Numa análise de projetos que têm subjacente esta ideia, Chamberlin (2005) conclui que, quando os professores têm em conta o pensamento matemático dos alunos, evidenciam mais tendência em centrar o ensino nos alunos e mostram mais aptidão para construir e selecionar tarefas matemáticas. Também Sowder (2007) afirma que, quanto melhor os professores compreenderem o modo como os alunos pensam, mais capacitados estarão para selecionar ou construir tarefas adequadas à aprendizagem da Matemática e para colocar questões apropriadas durante a exploração das tarefas na sala de aula.

Uma forma de o professor desenvolver a compreensão do modo como os alunos pensam é colocar-se no seu lugar e tentar pensar como eles (Simon & Tzur, 2004, Kraemer, 2008). Esta atividade corresponde a uma das cinco práticas para orquestrar as discussões das tarefas na sala de aula indicadas por Stein, Engle, Smith e Hughes (2008), modelo que é discutido em pormenor na secção seguinte. Estes autores referem que antecipar as estratégias que os alunos poderão usar na resolução das tarefas constitui uma atividade fundamental a realizar pelo professor durante a sua preparação. Esta atividade passa por inventariar as resoluções corretas e incorretas dos alunos e pensar antecipadamente em estratégias que traduzem diferentes níveis de desenvolvimento da aprendizagem (Stein, et al., 2008).
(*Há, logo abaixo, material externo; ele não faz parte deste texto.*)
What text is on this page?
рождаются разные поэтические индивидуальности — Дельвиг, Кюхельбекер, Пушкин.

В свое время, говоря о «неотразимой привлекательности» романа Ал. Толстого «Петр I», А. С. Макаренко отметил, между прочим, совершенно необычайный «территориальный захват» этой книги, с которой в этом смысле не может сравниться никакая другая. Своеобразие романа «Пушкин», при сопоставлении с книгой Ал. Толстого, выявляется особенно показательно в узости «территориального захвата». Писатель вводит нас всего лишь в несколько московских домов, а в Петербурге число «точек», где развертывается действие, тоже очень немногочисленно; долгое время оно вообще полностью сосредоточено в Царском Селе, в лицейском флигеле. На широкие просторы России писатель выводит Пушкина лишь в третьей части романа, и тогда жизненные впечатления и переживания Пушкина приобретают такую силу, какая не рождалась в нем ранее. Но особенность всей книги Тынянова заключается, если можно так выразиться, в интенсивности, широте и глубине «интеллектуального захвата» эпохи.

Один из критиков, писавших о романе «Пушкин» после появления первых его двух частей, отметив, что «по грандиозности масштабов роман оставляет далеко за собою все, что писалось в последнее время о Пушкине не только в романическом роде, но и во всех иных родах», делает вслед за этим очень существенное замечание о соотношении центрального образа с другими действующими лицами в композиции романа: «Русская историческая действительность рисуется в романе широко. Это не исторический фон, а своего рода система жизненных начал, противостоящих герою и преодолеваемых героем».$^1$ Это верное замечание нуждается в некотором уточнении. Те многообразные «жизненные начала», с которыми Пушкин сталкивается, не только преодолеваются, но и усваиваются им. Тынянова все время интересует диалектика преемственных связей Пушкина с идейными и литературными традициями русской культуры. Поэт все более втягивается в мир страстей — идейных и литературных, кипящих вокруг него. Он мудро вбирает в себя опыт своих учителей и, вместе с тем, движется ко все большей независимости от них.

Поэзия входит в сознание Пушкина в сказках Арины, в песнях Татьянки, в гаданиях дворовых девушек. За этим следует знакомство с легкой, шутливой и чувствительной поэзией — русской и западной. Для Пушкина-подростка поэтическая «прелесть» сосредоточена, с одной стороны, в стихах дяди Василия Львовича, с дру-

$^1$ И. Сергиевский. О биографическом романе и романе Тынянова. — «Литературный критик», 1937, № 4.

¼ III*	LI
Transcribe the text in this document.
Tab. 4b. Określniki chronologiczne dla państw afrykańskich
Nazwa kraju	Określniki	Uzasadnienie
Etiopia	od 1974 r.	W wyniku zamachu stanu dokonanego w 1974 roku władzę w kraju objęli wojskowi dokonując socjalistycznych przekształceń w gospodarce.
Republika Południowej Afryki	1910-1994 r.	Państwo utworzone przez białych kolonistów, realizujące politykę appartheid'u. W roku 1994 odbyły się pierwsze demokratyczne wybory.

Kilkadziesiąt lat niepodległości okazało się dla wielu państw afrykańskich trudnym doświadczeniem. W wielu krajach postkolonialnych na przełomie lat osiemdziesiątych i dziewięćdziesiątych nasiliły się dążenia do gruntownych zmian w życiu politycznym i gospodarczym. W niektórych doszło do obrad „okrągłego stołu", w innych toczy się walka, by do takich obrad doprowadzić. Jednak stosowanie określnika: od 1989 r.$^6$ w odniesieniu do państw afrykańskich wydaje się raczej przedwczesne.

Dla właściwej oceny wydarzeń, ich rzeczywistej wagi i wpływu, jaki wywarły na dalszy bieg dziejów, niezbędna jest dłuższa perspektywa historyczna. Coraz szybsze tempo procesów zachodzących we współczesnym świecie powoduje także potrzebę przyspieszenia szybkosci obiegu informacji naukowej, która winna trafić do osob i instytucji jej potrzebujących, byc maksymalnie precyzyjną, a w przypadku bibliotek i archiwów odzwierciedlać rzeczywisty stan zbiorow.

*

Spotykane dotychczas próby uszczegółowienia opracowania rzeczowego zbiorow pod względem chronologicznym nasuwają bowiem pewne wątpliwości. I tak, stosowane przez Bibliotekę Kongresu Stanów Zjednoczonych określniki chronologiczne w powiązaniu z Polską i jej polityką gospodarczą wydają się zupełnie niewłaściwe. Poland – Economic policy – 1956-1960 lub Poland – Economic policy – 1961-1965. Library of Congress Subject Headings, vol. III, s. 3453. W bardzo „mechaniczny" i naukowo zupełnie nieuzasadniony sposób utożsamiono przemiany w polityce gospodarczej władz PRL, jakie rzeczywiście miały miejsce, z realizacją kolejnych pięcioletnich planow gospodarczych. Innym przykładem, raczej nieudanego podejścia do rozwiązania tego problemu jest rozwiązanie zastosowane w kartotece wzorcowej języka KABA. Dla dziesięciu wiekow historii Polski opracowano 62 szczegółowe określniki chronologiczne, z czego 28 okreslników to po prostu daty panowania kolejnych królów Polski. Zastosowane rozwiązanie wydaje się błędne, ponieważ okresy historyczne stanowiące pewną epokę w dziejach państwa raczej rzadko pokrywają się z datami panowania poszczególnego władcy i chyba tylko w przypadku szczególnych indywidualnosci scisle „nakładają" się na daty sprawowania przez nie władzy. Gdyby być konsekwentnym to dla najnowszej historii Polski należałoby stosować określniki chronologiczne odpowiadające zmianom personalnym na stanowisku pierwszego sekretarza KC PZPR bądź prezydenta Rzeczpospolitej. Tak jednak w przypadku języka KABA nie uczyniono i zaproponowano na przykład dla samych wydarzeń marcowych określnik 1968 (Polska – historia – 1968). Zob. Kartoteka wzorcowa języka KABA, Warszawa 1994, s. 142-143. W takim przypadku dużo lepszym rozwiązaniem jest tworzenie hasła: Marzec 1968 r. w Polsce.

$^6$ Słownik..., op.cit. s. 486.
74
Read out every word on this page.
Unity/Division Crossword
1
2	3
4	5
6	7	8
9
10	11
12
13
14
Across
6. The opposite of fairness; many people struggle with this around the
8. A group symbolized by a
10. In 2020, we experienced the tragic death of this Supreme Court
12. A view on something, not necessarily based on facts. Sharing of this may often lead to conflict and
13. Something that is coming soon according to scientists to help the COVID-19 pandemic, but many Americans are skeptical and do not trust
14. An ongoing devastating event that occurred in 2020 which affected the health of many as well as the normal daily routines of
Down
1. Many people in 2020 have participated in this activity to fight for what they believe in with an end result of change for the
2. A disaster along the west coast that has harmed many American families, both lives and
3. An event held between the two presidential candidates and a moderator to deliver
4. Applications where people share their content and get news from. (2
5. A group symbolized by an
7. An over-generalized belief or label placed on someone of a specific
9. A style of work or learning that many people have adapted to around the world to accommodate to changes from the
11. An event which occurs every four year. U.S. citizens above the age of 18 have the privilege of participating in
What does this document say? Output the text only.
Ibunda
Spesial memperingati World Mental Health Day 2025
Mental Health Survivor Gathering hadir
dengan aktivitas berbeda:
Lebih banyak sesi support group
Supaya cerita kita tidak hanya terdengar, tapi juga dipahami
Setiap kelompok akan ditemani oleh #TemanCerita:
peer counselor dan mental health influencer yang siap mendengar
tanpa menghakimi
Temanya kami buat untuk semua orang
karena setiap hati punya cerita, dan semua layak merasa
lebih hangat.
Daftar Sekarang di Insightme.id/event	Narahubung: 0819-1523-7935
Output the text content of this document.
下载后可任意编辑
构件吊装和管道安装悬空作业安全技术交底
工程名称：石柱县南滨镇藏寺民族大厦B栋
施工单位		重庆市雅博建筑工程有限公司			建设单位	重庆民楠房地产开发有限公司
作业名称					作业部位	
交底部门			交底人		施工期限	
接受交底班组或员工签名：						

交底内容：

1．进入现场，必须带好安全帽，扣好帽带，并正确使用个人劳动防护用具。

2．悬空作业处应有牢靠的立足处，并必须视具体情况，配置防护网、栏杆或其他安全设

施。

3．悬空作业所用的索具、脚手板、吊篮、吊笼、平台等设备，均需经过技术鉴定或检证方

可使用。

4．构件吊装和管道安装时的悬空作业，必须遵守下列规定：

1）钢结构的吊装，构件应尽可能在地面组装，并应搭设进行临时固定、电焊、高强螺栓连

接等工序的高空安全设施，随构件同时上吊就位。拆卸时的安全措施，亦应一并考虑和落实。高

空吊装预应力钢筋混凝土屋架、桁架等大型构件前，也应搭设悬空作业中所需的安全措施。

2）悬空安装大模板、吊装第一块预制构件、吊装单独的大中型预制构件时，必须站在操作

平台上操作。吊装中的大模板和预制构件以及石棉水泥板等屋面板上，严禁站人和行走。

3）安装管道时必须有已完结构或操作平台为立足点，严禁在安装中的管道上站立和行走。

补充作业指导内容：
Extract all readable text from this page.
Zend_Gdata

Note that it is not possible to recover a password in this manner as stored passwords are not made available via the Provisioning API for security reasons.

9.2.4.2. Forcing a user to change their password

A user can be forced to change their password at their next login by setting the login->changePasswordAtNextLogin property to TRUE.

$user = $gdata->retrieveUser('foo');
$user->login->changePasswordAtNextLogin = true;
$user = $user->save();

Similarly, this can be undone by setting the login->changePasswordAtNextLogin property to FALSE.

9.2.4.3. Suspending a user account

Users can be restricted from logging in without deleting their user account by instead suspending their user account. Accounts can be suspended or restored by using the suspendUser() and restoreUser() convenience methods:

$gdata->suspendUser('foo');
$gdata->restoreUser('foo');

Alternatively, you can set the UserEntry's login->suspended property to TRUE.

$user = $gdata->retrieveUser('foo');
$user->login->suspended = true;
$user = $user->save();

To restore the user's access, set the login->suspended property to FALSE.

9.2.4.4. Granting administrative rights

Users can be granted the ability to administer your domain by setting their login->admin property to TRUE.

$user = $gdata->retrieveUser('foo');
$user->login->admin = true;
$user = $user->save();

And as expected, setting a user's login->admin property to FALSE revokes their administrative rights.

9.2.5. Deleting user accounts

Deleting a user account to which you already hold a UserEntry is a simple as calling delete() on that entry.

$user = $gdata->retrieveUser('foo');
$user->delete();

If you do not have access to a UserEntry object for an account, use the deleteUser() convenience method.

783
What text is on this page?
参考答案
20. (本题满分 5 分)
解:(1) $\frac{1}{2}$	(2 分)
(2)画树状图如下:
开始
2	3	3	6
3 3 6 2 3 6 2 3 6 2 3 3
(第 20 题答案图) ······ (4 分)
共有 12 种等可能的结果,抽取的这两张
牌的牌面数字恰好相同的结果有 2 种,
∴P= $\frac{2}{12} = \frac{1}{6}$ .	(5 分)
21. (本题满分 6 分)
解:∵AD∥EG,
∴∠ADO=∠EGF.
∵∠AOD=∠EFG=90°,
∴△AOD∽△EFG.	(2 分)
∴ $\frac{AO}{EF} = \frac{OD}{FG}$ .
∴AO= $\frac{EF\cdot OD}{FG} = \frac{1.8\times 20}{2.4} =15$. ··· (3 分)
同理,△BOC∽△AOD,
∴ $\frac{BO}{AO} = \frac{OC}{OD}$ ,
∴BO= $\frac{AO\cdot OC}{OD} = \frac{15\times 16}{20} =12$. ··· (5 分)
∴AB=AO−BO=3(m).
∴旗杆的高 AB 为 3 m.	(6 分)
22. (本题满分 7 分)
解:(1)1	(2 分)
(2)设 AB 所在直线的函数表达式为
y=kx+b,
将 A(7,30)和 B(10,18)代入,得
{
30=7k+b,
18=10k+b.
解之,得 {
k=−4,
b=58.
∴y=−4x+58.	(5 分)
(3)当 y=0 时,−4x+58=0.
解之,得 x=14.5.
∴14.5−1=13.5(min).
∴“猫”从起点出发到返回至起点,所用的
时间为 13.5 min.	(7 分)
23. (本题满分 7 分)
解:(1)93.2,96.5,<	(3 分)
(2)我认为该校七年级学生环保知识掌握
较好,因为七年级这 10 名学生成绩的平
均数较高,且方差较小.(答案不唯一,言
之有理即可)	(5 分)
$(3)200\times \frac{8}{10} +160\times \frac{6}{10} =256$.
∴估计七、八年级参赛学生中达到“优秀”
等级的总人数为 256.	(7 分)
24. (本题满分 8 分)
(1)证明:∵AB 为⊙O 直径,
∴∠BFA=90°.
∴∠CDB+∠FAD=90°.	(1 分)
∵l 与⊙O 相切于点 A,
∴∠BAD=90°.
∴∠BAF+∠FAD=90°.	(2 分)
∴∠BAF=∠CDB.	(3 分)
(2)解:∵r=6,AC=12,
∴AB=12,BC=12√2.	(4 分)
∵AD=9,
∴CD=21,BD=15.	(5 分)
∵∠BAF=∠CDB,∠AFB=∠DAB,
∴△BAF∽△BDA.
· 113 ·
Para além de permitir ao professor desenvolver a compreensão sobre como pensam os alunos, permite organizar e orientar as discussões na sala de aula sobre as suas resoluções e oferece ao professor a possibilidade de ele próprio apresentar estratégias mais eficazes, quando estas não são sugeridas pelos alunos (Markovits & Sowder, 1994). Por exemplo, Ferreira (2012), num estudo que realizou sobre o desenvolvimento do sentido de número dos alunos no âmbito da resolução de problemas de adição e subtração no 2.º ano de escolaridade, salienta a importância do professor antecipar os possíveis caminhos a seguir pelos alunos, permitindo que este “colocasse questões inquiridoras no sentido de os alunos considerarem estratégias e procedimentos mais eficientes” (p. 512).